Rawls et le handicap mental

Par rapport aux enjeux qui nous préoccupent, – autonomie et handicap -, un des tout grands défis est et sera encore davantage dans l’avenir de tenir ensemble les différentes dimensions de l’autonomie. Il n’y a pas seulement la pluralité des valeurs et la multiculturalité à prendre en considération, mais aussi l’interdépendance de plus en plus grande entre ce qui se passe en politique globale, économie, technique, médecine, éducation et pédagogique, vie sociale et associative, média, etc., avec les choix personnels à faire. Je rappelle seulement les enjeux de la médecine reproductive, du diagnostic prénatal, des thérapies génétiques et de la technoscience[1] en général. Ainsi, l’autonomie politique, morale et personnelle sont étroitement liées et, comme J. Dewey l’a montré, le public et le privé ne se laissent pas mettre en bipolarité comme on a tendance à le faire dans l’actualité publique, notamment par rapport à ce qui se passe dans les finances publiques.

Par là, des auteurs comme John Rawls, qui établissent des grandes théories sociales et politiques, ont une peine considérable de joindre les deux bouts, les choix sociétales et les les possibilités et les décisions personnelles de chacun. Souvent, ils sont démunis face à des situations personnelles exceptionnelles comme le handicap grave. Ainsi, Rawls l’admet lui-même :

« Je n’ai pas examiné les cas les plus extrêmes, mais ce n’est pas pour dénier leur importance. J’estime qu’il est évident, et admis par le sens commun, que nous avons un devoir envers tous les êtres humains, quelle que soit la gravité du handicap qui les touche. La question porte sur l’importance de ces devoirs lorsqu’ils entrent en conflit avec d’autres revendications. Il nous faut envisager d’examiner si la justice comme équité peut être étendue pour produire des orientations dans ces cas, et sinon, si elle doit être rejetée plutôt que complétée par une autre conception. Il est prématuré d’aborder ici ces questions. La justice comme équité est présentée surtout comme une tentative de formulation d’une position claire et précise de ce qui a été la question fondamentale de la philosophie politique dans la tradition démocratique : quels sont les principes les plus appropriés pour spécifier les termes équitables de la coopération lorsque la société est conçue comme un système de coopération entre citoyens conçus comme libres et égaux, et comme des membres normaux et pleinement coopérants de la société pendant une vie complète ? Une méthode qui nous permet de traiter cette question d’une manière praticable vaut sans doute d’être recherchée. Je ne sais pas dans quelle mesure la justice comme équité peut être étendue avec succès pour s’appliquer au type de cas les plus extrêmes. »

Justice comme équité p. 239, note 59.

Rawls renvoie ensuite à Amartya Sen[2] et se demande si à travers la critique et les remarques de celui-ci sa propre théorie peut être complétée. A reprendre plus tard.

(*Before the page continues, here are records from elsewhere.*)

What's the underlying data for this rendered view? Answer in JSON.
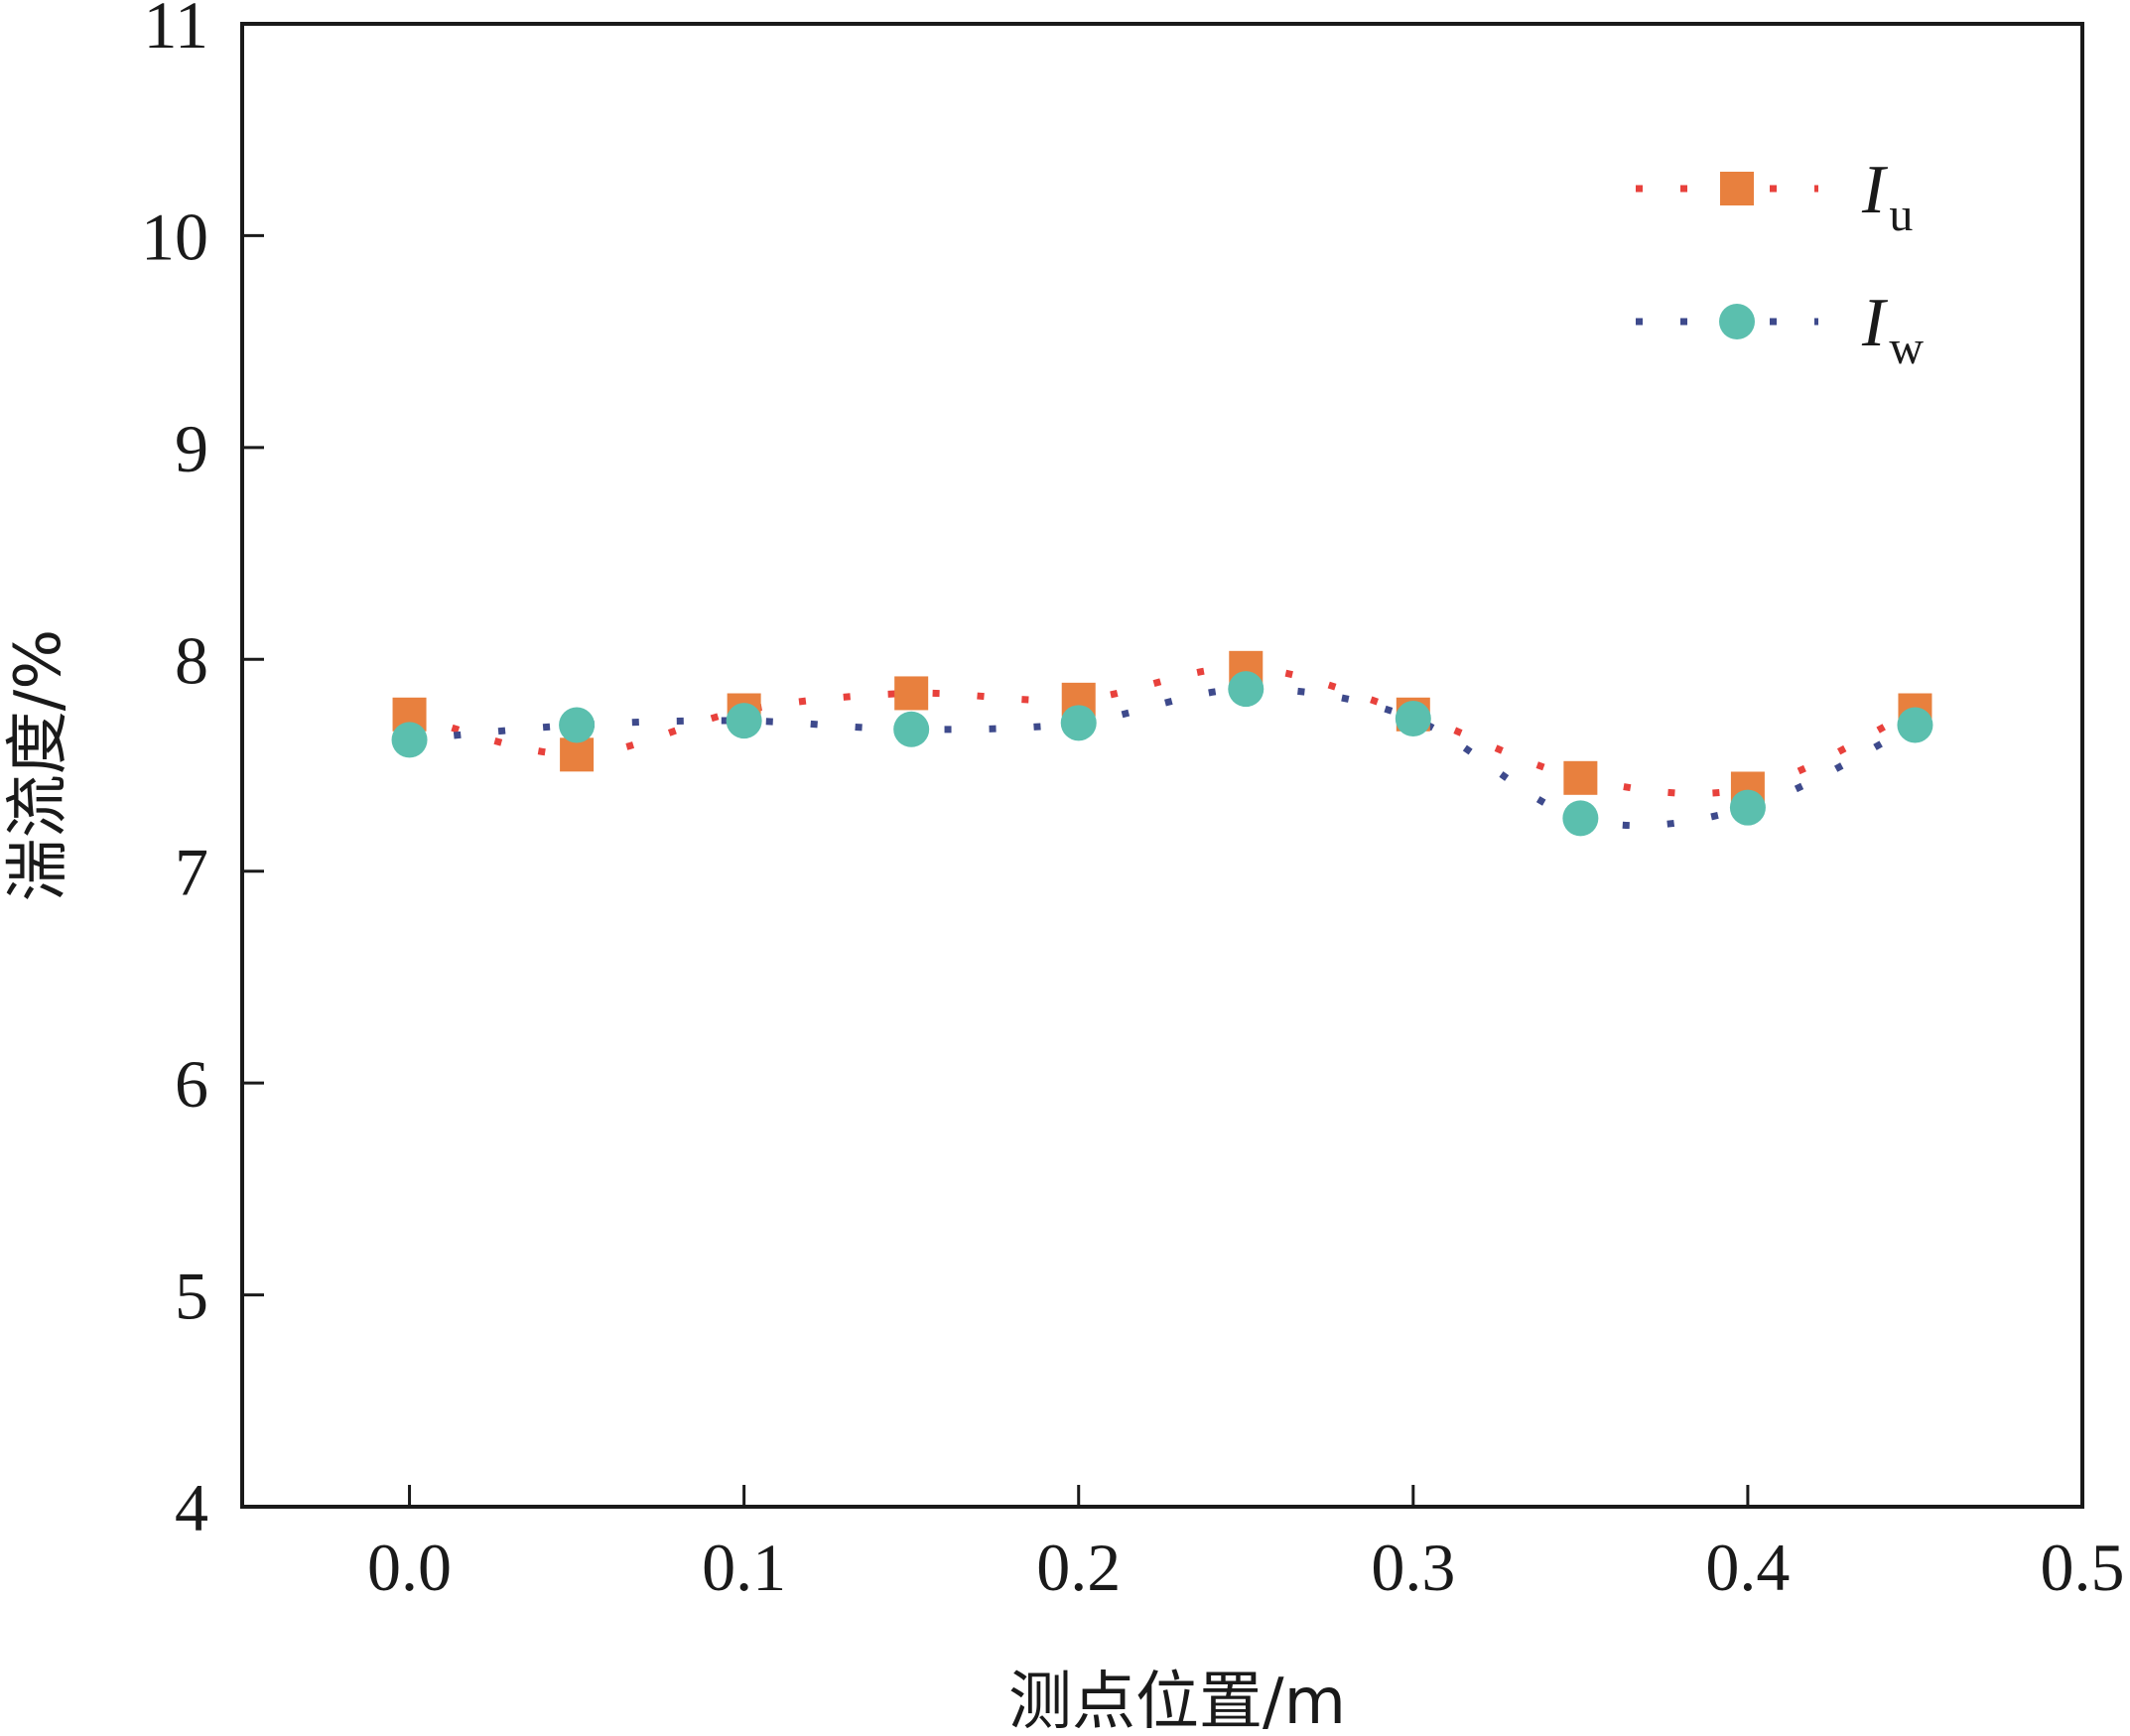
{
  "chart_data": {
    "type": "scatter",
    "title": "",
    "xlabel": "测点位置/m",
    "ylabel": "湍流度/%",
    "xlim": [
      -0.05,
      0.5
    ],
    "ylim": [
      4,
      11
    ],
    "x_ticks": [
      "0.0",
      "0.1",
      "0.2",
      "0.3",
      "0.4",
      "0.5"
    ],
    "y_ticks": [
      "4",
      "5",
      "6",
      "7",
      "8",
      "9",
      "10",
      "11"
    ],
    "grid": false,
    "legend_position": "top-right",
    "x": [
      0.0,
      0.05,
      0.1,
      0.15,
      0.2,
      0.25,
      0.3,
      0.35,
      0.4,
      0.45
    ],
    "series": [
      {
        "name": "I",
        "subscript": "u",
        "marker": "square",
        "marker_color": "#E8803E",
        "line_color": "#E8413C",
        "line_style": "dotted",
        "values": [
          7.74,
          7.55,
          7.76,
          7.84,
          7.81,
          7.96,
          7.74,
          7.44,
          7.39,
          7.76
        ]
      },
      {
        "name": "I",
        "subscript": "w",
        "marker": "circle",
        "marker_color": "#5BBFAE",
        "line_color": "#3E4A8C",
        "line_style": "dotted",
        "values": [
          7.62,
          7.69,
          7.71,
          7.67,
          7.7,
          7.86,
          7.72,
          7.25,
          7.3,
          7.69
        ]
      }
    ]
  }
}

De ma part, je dirais volontiers qu’une théorie qui se veut libérale dans le sens kantien et rawlsien doit être applicable à tout être humain. La piste que je propose est quintuple :

  1. Il faut affiner, développer et compléter les  principes d’une « théorie de la justice comme équité » en introduisant « l’avocature ». C’est par l’intermédiaire de « représentants » que les déficits peuvent être comblés et l’autonomie du patient ou du résidant restituée.
  2. A ces représentants il faut donner la place qui leur conviendrait, pleinement à côté des personnes dont ils ont les intérêts à défendre. Il faut les former pour cette tâche et faire en sorte qu’ils remplissent leur mandat non pas dans une perspective paternaliste, mais vraiment libérale.
  3. Ainsi, il faut aussi qu’ils se limitent aux aspects déficients et évitent à prendre toute la place de leur « pupille ». Cela veut dire qu’on n’a pas besoin de tuteurs, mais de curateurs, juste pour les domaines manquants (type « curatelle de soins », « curatelle financière et administrative », etc.)[3]. Et si on envisageait plusieurs personnes pour différents aspects ?
  4. Cet accompagnement multiple, par des professionnels et des curateurs, devrait être évolutif, en fonction de l’évolution de l’état du patient ou du résidant.
  5. Existerait-il une sorte de « paternalisme libéral » ?

Armin Kressmann, mémoire en éthique, 2005


[1] G. Hottois, Technoscience et sagesse ? Bruxelles 2000

[2] A. Sen, Inequality Reexamined, Cambridge Mass. 1992

[3] Ce qui impliquerait une modification du Code civil. cf. plus haut

Justice comme équité p. 239, note 59.